Kommen wir aber mal kurz zum Schwierigkeitsgrad bzw. dem Ablauf der Kämpfe: in jedem Gebiet warten in Hellboy: Web of Wyrd verschiedene Gegnertypen auf euch, die stetig stärker werden, also härter austeilen und mehr einstecken können. Dafür könnt ihr einerseits eure Waffen und Kräfte mit im Spiel verdienter Währung aufleveln, was ihr aber nicht machen müsst, ist eure Kampftaktik anpassen. Die Kämpfe sind nämlich eigentlich nie wirklich fordernd bzw. verlangen von euch nicht viel unterschiedliche Taktiken. Im Grunde läuft es immer so ab: ihr betretet mit vollem Magazin einen Raum, die Gegner erscheinen, ihr visiert den stärksten an, schießt ihm mit der Fernkampfwaffe die Toughness weg und haut ihn dann kaputt. Wenn es nur ein großer Gegner war, verschwinden die kleinen Gegner nach dessen Tod automatisch, gibt es mehrere große Gegner, verschanzt ihr euch schnell hinter einer Mauer, ladet nach und wiederholt den Vorgang bis dieser auch tot ist. Und auch bei den Bosskämpfen funktioniert das perfekt. Toughness wegschießen, Nahkampfangriffe abfeuern, kurz per Dodge oder Weglaufen den gegnerischen Attacken ausweichen, repeat. Richtig gefordert hat mich hier leider nichts, egal wie gut oder schlecht mein Item-Loadout war.
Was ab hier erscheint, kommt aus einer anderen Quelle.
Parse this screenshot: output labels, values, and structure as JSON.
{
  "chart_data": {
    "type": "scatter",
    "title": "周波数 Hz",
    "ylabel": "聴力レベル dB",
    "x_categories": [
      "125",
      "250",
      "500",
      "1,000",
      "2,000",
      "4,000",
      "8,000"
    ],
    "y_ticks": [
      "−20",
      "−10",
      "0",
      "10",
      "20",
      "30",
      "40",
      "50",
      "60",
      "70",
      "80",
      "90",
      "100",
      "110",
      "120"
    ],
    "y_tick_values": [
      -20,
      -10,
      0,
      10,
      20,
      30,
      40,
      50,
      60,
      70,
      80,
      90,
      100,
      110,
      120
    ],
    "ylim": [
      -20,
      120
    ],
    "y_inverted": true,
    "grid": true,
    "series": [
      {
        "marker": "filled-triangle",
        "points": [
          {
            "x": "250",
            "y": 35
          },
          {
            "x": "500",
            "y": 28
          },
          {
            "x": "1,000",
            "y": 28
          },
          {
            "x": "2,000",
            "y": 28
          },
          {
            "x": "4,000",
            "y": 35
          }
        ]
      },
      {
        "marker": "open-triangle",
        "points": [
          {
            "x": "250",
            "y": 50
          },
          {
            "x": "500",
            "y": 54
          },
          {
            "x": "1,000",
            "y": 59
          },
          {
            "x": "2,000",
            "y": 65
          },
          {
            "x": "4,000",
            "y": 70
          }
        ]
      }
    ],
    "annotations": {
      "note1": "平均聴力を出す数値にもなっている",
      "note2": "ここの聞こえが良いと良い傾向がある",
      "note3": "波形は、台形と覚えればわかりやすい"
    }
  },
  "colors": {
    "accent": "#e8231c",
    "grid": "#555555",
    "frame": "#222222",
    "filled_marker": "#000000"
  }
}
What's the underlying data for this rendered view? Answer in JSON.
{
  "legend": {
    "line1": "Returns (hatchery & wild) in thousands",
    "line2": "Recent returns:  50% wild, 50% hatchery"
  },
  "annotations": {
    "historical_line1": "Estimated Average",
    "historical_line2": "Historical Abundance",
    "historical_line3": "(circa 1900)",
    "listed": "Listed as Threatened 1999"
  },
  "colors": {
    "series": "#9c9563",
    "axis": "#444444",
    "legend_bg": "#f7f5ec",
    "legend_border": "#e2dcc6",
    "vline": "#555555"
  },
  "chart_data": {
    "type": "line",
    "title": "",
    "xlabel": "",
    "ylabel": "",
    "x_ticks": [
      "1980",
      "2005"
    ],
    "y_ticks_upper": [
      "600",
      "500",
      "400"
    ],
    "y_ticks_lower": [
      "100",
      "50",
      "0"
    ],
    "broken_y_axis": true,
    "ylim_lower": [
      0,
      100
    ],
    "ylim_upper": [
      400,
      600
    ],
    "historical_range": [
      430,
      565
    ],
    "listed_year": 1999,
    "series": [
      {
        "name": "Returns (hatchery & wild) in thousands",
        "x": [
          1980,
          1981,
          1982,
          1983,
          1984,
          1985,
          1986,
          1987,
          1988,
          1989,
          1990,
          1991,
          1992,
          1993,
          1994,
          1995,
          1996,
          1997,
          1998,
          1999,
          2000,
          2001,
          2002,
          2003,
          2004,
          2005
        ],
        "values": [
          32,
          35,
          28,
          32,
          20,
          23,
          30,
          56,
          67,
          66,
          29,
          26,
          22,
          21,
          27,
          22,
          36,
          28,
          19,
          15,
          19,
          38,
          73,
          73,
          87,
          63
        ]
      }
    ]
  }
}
Hellboy hält seinen Revolver in die Kamera in Mike Mignola's Hellboy: Web of Wyrd von Upstream Arcade und Good Shepherd Entertainment
"Wen nennst du hier zu einfach?!"

Dafür sieht das Spiel aber zumindest optisch richtig gut aus. Jede Ecke des Wyrd wirkt so, als wäre sie direkt aus der Comic-Vorlage ausgeschnitten und selbst die Screenshots, die schon sehr gut aussehen, werden dem Spiel in Bewegung nicht gerecht. Schaut euch am besten selbst einen Trailer an, um zu sehen, wie schön Hellboy: Web of Wyrd ist. Ich bin sowieso schon ein Fan von Cel-Shading-Optik an sich, bei diesem Spiel merkt man aber einfach, dass sich das Visual Department voll austoben konnte. Gleichzeitig ist der Soundtrack und die Synchro-Leistung wirklich gut, Hellboy selbst wird vom bereits verstorbenen Lance Reddick gesprochen und wer diese Stimme nicht mag, den kann ich einfach nicht ernst nehmen. Also zumindest in der Präsentation und der Umsetzung ins Medium Videospiel haben die Entwickler*innen des britischen Indie-Studios Upstream Arcade alles richtig gemacht und Fans der Comic-Reihe werden in dieser Hinsicht sicher viel Freude mit dem Spiel haben.

"Hellboy: Web of Wyrd ist bestimmt kein schlechtes Spiel, dazu hat es mich dann doch zu gut unterhalten. Aber es ist leider auch kein richtig gutes und genug ausgereiftes Roguelike."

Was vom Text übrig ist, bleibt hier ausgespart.